Tuesday 6 September 2022

Saturday 3 September was an important day for the people of Australia and my electorate of Canning.

We celebrated National Flag Day, honouring the 121st anniversary of the day our flag was first flown. National Flag Day has a special significance for the people in my district: Annie Dorrington, one of the winners of Prime Minister Edmund Barton's flag competition, was a long-time resident of Serpentine, right in the heart of Canning.

Since that day in September 1901, this national flag alone has symbolised our national character. It has been raised by Australian troops over battlefields for well over a century. It's the flag that flew over HMAS Sydney after her 1914 victory over the German warship SMS Emden. It was flown by diggers at Gallipoli and was raised at Pozieres. There was only one Australian national flag raised at Kokoda after it was recaptured. Only one flag was hand-stitched in Changi prison and kept hidden from the Japanese by Captain Strawbridge MBE in a calico bag inside his pillow. That flag was a symbol of hope for Australian prisoners of war and was raised over the gates of the camp when it was liberated in 1945. Australian Defence Force personnel have proudly worn it on operations over the last 20 years. One of my SAS patrol commanders, Adam, carried our flag beneath his body armour on every combat mission that the Australian government deployed him on. It was a reminder to him of whom he was serving: the Australian people, our values and our interests.

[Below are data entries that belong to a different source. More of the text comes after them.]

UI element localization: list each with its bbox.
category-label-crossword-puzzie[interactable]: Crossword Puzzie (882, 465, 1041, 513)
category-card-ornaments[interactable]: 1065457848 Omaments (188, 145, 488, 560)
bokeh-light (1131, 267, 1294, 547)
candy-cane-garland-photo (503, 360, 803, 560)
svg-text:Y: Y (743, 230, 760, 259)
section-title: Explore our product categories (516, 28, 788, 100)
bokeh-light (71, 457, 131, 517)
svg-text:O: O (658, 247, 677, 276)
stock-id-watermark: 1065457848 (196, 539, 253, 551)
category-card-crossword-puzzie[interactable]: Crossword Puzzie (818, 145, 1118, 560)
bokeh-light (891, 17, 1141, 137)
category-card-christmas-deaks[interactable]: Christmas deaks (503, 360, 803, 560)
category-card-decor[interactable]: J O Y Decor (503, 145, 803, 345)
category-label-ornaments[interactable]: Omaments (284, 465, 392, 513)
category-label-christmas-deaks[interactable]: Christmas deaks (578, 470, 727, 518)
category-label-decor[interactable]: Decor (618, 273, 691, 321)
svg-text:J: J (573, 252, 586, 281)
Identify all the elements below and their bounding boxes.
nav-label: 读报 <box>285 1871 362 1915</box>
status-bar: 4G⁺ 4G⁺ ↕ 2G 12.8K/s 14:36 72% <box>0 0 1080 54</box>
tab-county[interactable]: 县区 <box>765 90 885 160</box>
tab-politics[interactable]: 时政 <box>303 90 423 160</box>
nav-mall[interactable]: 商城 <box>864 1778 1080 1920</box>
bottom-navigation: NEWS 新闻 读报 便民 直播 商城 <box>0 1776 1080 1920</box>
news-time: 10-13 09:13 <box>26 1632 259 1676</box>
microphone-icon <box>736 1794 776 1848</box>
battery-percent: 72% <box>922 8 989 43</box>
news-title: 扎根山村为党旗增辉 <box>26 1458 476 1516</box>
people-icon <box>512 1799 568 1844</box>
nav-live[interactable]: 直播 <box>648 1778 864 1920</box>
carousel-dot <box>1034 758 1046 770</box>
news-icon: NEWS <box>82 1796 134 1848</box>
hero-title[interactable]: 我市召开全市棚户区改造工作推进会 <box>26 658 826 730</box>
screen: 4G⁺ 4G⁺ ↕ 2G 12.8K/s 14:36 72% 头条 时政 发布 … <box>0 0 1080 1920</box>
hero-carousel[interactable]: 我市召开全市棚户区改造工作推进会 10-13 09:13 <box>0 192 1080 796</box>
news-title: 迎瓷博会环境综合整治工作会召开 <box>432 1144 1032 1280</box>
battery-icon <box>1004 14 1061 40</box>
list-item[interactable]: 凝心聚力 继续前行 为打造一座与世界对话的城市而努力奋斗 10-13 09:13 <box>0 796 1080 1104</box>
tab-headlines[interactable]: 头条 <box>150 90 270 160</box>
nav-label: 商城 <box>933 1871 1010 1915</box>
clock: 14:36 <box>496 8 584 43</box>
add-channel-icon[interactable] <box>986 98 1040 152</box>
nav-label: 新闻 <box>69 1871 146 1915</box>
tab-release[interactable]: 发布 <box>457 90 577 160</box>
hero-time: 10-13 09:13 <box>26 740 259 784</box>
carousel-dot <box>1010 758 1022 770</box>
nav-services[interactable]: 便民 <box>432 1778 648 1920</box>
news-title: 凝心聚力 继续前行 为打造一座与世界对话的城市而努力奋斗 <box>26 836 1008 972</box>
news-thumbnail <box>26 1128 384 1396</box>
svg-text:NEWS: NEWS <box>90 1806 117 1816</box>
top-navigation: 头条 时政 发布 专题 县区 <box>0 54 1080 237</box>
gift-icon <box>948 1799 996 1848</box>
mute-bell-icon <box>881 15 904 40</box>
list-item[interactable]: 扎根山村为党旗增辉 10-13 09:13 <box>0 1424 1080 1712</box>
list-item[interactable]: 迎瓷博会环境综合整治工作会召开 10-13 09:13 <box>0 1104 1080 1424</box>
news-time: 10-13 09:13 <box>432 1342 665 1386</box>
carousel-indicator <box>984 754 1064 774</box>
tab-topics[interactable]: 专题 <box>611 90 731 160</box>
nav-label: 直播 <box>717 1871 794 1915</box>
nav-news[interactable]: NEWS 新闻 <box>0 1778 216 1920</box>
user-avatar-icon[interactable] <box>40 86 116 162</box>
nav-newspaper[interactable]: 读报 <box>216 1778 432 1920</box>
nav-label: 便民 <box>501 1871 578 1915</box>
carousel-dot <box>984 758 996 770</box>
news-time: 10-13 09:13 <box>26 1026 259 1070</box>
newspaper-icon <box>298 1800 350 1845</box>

I'm proud of the Australian flag and what it represents. It's the only flag that I wore on my left shoulder in the Australian Defence Force, it's the only flag I was prepared to fight and die for on operations, and it's the only flag that I serve as a Commonwealth parliamentarian. For new Australians, it's the flag they have chosen to stand under. Many migrants have fled war-torn, impoverished countries to seek a better life here in Australia. Just look at the pride with which the member for Fowler wore the flag yesterday. She can attest to the fact that the flag binds new Australians to the rest of us. It's a symbol of aspiration and unity that has flown now for more than a century—but not for some members of Labor, the Greens and the teals.

The Greens are, of course, ashamed of our national flag. The member for Melbourne hides it in his press conferences. Labor and the teals are confused, posting on social media images of the Aboriginal and Torres Strait Islander flags on our national flag day. The member for Kooyong even claimed we have three national flags. I have no issue with those flags. They are proud symbols full of meaning for our Indigenous Australians. But they are not our national flag.

And so I hope the Australian national flag makes us all feel a sense of gratitude for this country and a responsibility to preserve it. That's why I serve in parliament and why we must work together under one flag to defend the things that we love.